I bet lots of people could well imagine themselves taking on this task after such a surgery – they’d be well ahead of me in the cooking stuff. That matters and it doesn’t, but it’s true that it takes me a long time to process changes and challenges. I’ve dipped back into cooking – in the same way I’ve dipped back into exercise and yoga, I suppose – but only lately have I made a far more concerted effort to try again. Writing is partly what has kept me accountable in the kitchen (maybe unsurprisingly, since writing was the one thing I kept up after the surgery).

So now I am cooking in my head. All cooks do this to some extent. We imagine a meal, plan for it when we look in the refrigerator or go to the store. We put our ingredients in front of us, make decisions about what goes in the pan first. We think about what the final amalgamation might taste like. But much of that process, I believe, is intuitive. Spicing is often instinctive, sudden, and we test as we go in order to make spontaneous decisions. Cooking in my head is new to me. I almost close my eyes to do it. I have to imagine what it is that I can taste, and what sort of combination might enable multiple sensations.

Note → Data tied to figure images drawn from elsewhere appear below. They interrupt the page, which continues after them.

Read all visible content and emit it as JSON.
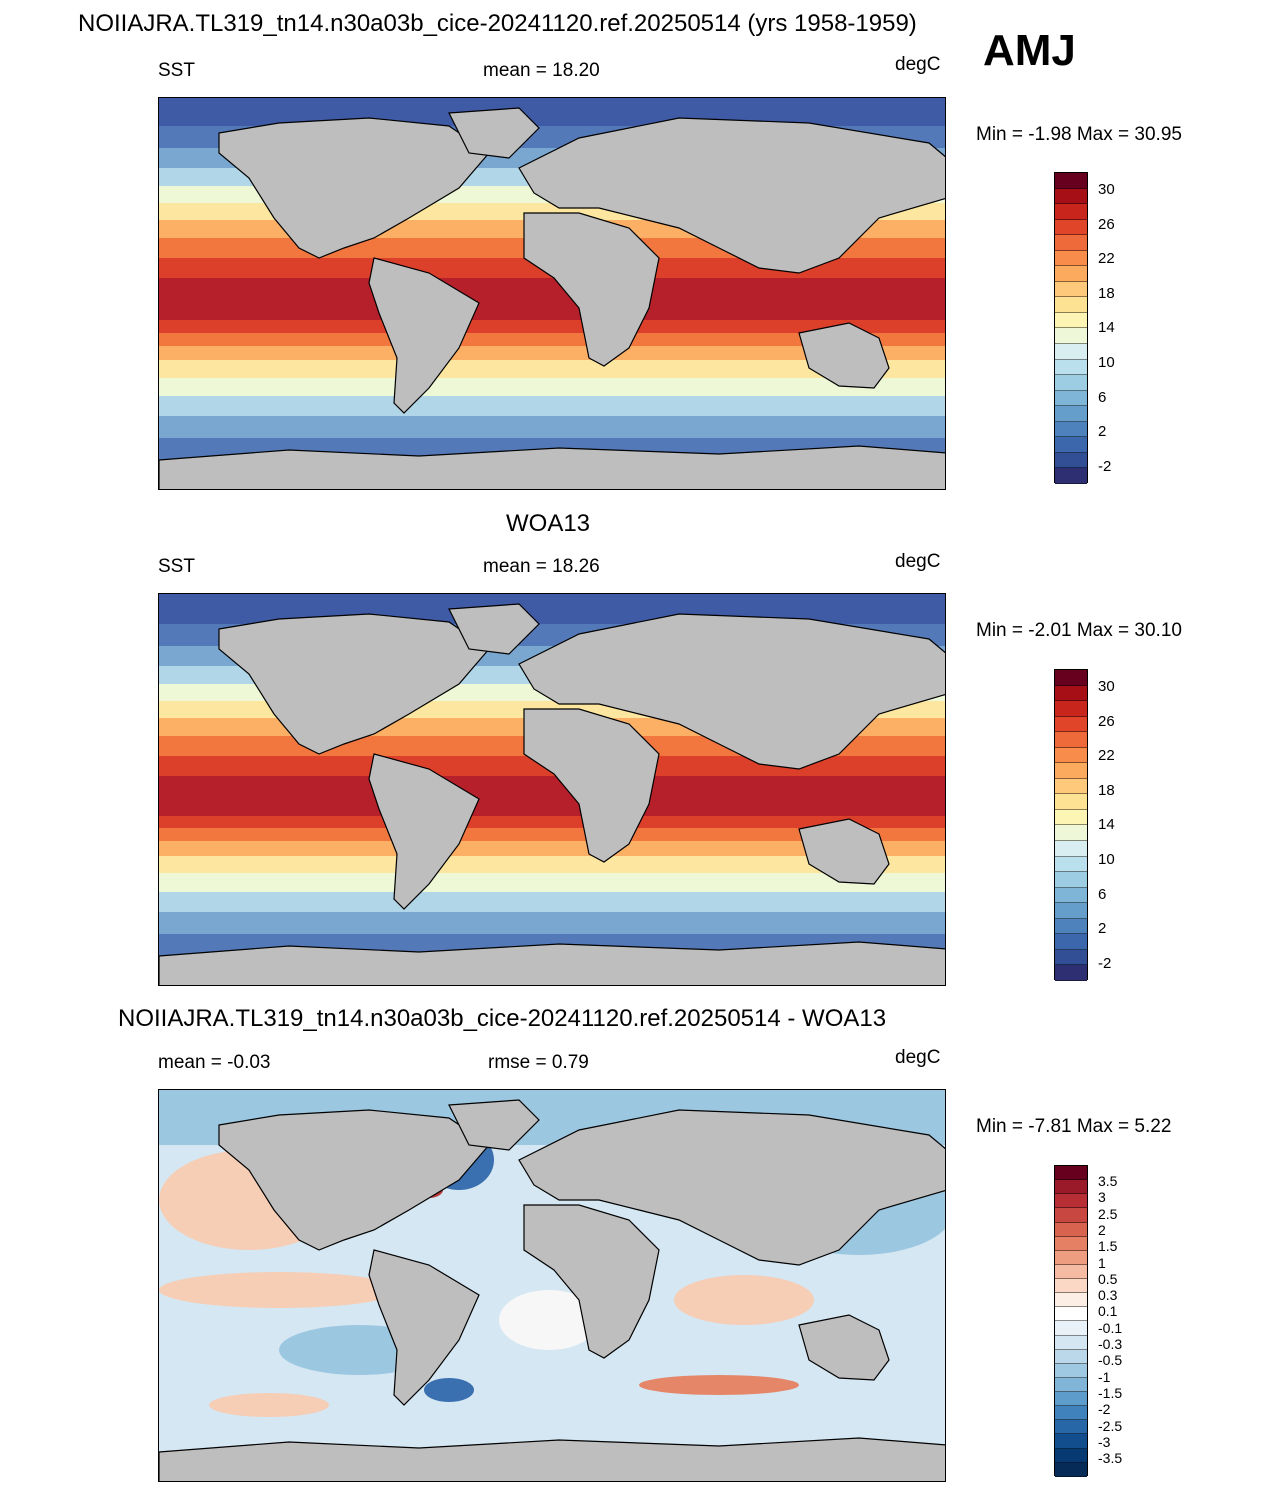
{
  "header": {
    "title": "NOIIAJRA.TL319_tn14.n30a03b_cice-20241120.ref.20250514 (yrs 1958-1959)",
    "season": "AMJ"
  },
  "panels": [
    {
      "id": "model",
      "title": "",
      "var_label": "SST",
      "stat_label": "mean =  18.20",
      "units": "degC",
      "minmax": "Min =  -1.98 Max =  30.95"
    },
    {
      "id": "obs",
      "title": "WOA13",
      "var_label": "SST",
      "stat_label": "mean =  18.26",
      "units": "degC",
      "minmax": "Min =  -2.01 Max =  30.10"
    },
    {
      "id": "diff",
      "title": "NOIIAJRA.TL319_tn14.n30a03b_cice-20241120.ref.20250514 - WOA13",
      "var_label": "mean =  -0.03",
      "stat_label": "rmse =   0.79",
      "units": "degC",
      "minmax": "Min =  -7.81 Max =   5.22"
    }
  ],
  "sst_colorbar": {
    "labels": [
      "30",
      "26",
      "22",
      "18",
      "14",
      "10",
      "6",
      "2",
      "-2"
    ],
    "colors": [
      "#67001f",
      "#a50f15",
      "#c8261c",
      "#e0452a",
      "#ee6a3a",
      "#f88c4a",
      "#fcab5e",
      "#fec97a",
      "#fee294",
      "#fdf5b4",
      "#eef8d8",
      "#d8eef0",
      "#b9e0ec",
      "#9ccde3",
      "#7fb6d8",
      "#659dcb",
      "#4e82bd",
      "#3d67ac",
      "#324e94",
      "#2e2e72"
    ]
  },
  "diff_colorbar": {
    "labels": [
      "3.5",
      "3",
      "2.5",
      "2",
      "1.5",
      "1",
      "0.5",
      "0.3",
      "0.1",
      "-0.1",
      "-0.3",
      "-0.5",
      "-1",
      "-1.5",
      "-2",
      "-2.5",
      "-3",
      "-3.5"
    ],
    "colors": [
      "#67001f",
      "#9b1a2a",
      "#b72f35",
      "#c94741",
      "#d8634f",
      "#e58064",
      "#ef9d80",
      "#f6bca3",
      "#fbd8c6",
      "#fdeee5",
      "#ffffff",
      "#e8f2f8",
      "#d3e6f1",
      "#bad8ea",
      "#9fc9e2",
      "#80b5d8",
      "#5e9ccb",
      "#3f82bc",
      "#2767a8",
      "#124e8e",
      "#073a73",
      "#062b56"
    ]
  },
  "map_colors": {
    "land": "#bebebe",
    "sst_bands": [
      "#3f5ba6",
      "#5479b9",
      "#79a7d0",
      "#b1d6e8",
      "#eef7d6",
      "#fde7a0",
      "#fbb066",
      "#f1773f",
      "#dc3f2a",
      "#b5202a"
    ],
    "diff_bands": [
      "#3a6fb0",
      "#9cc7e1",
      "#d5e7f2",
      "#f7f7f7",
      "#f6cdb5",
      "#e58669",
      "#b93a3a"
    ]
  }
}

This past week I went to the market for dinner ingredients. I wanted to make some sort of Eastern European dish that involved onions and sausage (granted, veggie-sausage, there for nutrients and a different texture than for the actual taste of kielbasa, which I can’t entirely approximate anyway). I moved through the store to think of what would blend and complement: I bought a yellow onion, veggie kielbasa, small potatoes, and apples. Though I almost never cook with fruit – I don’t like it soggy – I thought the apples and onions might be quite nice together, sharp and sweet. As I drove home I started imagining what else I would include: white wine, vinegar, mustard. In this process I anticipated smelling it, too. This tumor was in my head. And that’s where I’m cooking now, too.